Homer-raised dancer receives Fulbright to study Irish traditional music and dance

Growing up in Alaska has influenced her study and practice of dance through the years

Mariah Maloney, one of the first Homer youth to grow up dancing in the Art Barn on East End Road, received a Fulbright U.S. Scholar award to Ireland for Irish traditional music fieldwork and postmodern improvisation and choreography. She will leave for Ireland to begin research in early August.

Maloney, who spoke with the Homer News on Aug. 2, said she knew from a young age she wanted to be a dancer.

“As a child, I saw a dance concert in Homer and I knew I wanted to dance. I think I was in third or fourth grade,” Maloney said.

Currently an associate professor in the dance department at State University of New York Brockport, Maloney said her mother, Karen, a musician, along with Jill Berryman, a dance instructor, and Karla Freeman, an artist, in the 1970s wanted to open an art center.
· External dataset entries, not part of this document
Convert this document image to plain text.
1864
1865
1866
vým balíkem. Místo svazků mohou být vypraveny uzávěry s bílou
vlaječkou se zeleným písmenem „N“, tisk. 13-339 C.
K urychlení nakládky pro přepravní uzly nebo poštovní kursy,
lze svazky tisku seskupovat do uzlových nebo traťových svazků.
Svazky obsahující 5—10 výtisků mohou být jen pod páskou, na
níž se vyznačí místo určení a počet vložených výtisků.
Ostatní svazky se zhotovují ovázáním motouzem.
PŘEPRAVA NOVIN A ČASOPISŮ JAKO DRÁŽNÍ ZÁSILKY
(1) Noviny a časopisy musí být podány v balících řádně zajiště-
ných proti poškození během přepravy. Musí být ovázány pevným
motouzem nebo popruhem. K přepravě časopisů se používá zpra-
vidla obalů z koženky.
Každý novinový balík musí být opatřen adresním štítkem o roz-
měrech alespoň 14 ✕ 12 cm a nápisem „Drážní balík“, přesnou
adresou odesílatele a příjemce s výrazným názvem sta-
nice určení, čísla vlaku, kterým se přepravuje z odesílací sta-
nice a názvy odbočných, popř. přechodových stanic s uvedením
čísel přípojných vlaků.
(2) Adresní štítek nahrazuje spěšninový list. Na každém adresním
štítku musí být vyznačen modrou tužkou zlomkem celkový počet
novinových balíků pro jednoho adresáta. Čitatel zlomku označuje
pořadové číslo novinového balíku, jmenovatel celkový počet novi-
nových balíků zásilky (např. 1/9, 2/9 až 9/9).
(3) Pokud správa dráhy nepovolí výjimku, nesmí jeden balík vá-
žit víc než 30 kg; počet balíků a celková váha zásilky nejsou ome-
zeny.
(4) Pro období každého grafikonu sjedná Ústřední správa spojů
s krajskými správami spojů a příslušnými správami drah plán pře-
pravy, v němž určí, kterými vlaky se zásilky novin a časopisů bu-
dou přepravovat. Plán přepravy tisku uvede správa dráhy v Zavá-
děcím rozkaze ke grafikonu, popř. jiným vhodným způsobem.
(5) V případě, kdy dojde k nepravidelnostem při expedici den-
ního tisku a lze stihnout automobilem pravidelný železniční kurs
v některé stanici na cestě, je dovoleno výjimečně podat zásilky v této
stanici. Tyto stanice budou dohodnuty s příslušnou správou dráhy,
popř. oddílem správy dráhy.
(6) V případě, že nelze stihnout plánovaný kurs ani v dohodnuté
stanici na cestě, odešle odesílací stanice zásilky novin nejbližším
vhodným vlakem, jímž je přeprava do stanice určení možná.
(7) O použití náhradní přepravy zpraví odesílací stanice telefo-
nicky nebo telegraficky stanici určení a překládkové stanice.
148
They “resurrected” the Art Barn, which was at the time Otto Kilcher’s mechanic shop, Maloney said.

“The initial vision was that Karla would be doing art classes, Jill would be doing dance and my mother would be doing music sessions,” Maloney said.

Soon after that it turned into primarily a dance space, according to Maloney.

Breezy Berryman, a local dancer, daughter of Jill Berryman, also grew up dancing at the studio. Berryman said as a youth growing up in the 1980s she looked at Maloney as a mentor.

“I remember watching Mariah from the side and having a mentor from the beginning. I remember watching her battement and extension. She was very graceful,” Berryman said. “I think it’s really special that the Art Barn has another generation of dancers using it today.”

The women would later dance together during their time in New York. Berryman went to school at New York University and the women were neighbors in Brooklyn.

Maloney presents choreography nationally and internationally and has also danced professionally with the Trisha Brown Dance Company in New York City as a soloist and ensemble dancer from 1995-2002.

“I had a lot of admiration for Mariah as a member of Trisha Brown’s company and hoped I would get one day. I made it as far to get into a select workshop for classes and to learn company repertoire,” Berryman said.

To get into that cohort itself is worthy of a badge of honor, Maloney said of Berryman’s achievements.

The women have had the opportunity to provide dance workshops together in Homer when Maloney is back to visit. This summer they provided a movement workshop for youth and adults in late July at the Art Barn.

“It’s really special to come back to Homer and see the youth here and the spirit that they really feel about reaching their full potential,” Maloney said. “I think it’s somewhat of a consciousness in the community or the role of Alaska, a sense of space, in general, is different from what I feel when I’m outside in the Lower 48.”

Another recent collaboration Maloney has contributed to in Homer was the 2018 “Advice from an Estuary” hosted by the Bunnell Street Arts Center as an experimental creative performance piece rooted in the Beluga Slough.

The event featured poetry from local poet Wendy Erd, original music from respected composer Lawrence Moss played by Homer musicians Mannfried Funk (cello) and Daniel Perry (violin). Maloney provided dance choreography for the event.

Maloney first started studying and choreographing to Irish music in about 2008. Her Fulbright award will include “listening to as much live folk music as I possibly can.”

She’ll be in Ennis, Ireland, in County Clare.

“It’s one of the hotbeds of Irish traditional music. There are loads of musicians who gravitate there to play music,” Maloney said.

“I just want to be immersed in the every day culture of Irish music and dance so that I’m really living in it and that’s how this application process started.”

According to a press release from the Bureau of Educational and Cultural Affairs, Maloney will research at the Irish World Academy of Music and Dance, University of Limerick. The intent of the project is to conduct artistic fieldwork and studio-based research in the field of dance, exploring the intersection of Irish traditional music and dance forms. The research will culminate in a new choreographic work and creation of a dance for film and will bring new works to the dance communities in Ireland and the United States.

“Fulbrighters engage in cutting-edge research and expand their professional networks, often continuing collaborations starting abroad. Upon returning to their home countries and institutions, they share stories and often become active supporters of international exchange,” the release says.

The Fulbright program encourages making strong connections with people the scholars interact with and Maloney hopes to somehow bring some of those connections back to Homer someday, too.

“I really feel that making connections is important, especially here because this is my true home. I think dancing on the landscapes here has really influenced me through all aspects of family and friends,” Maloney said.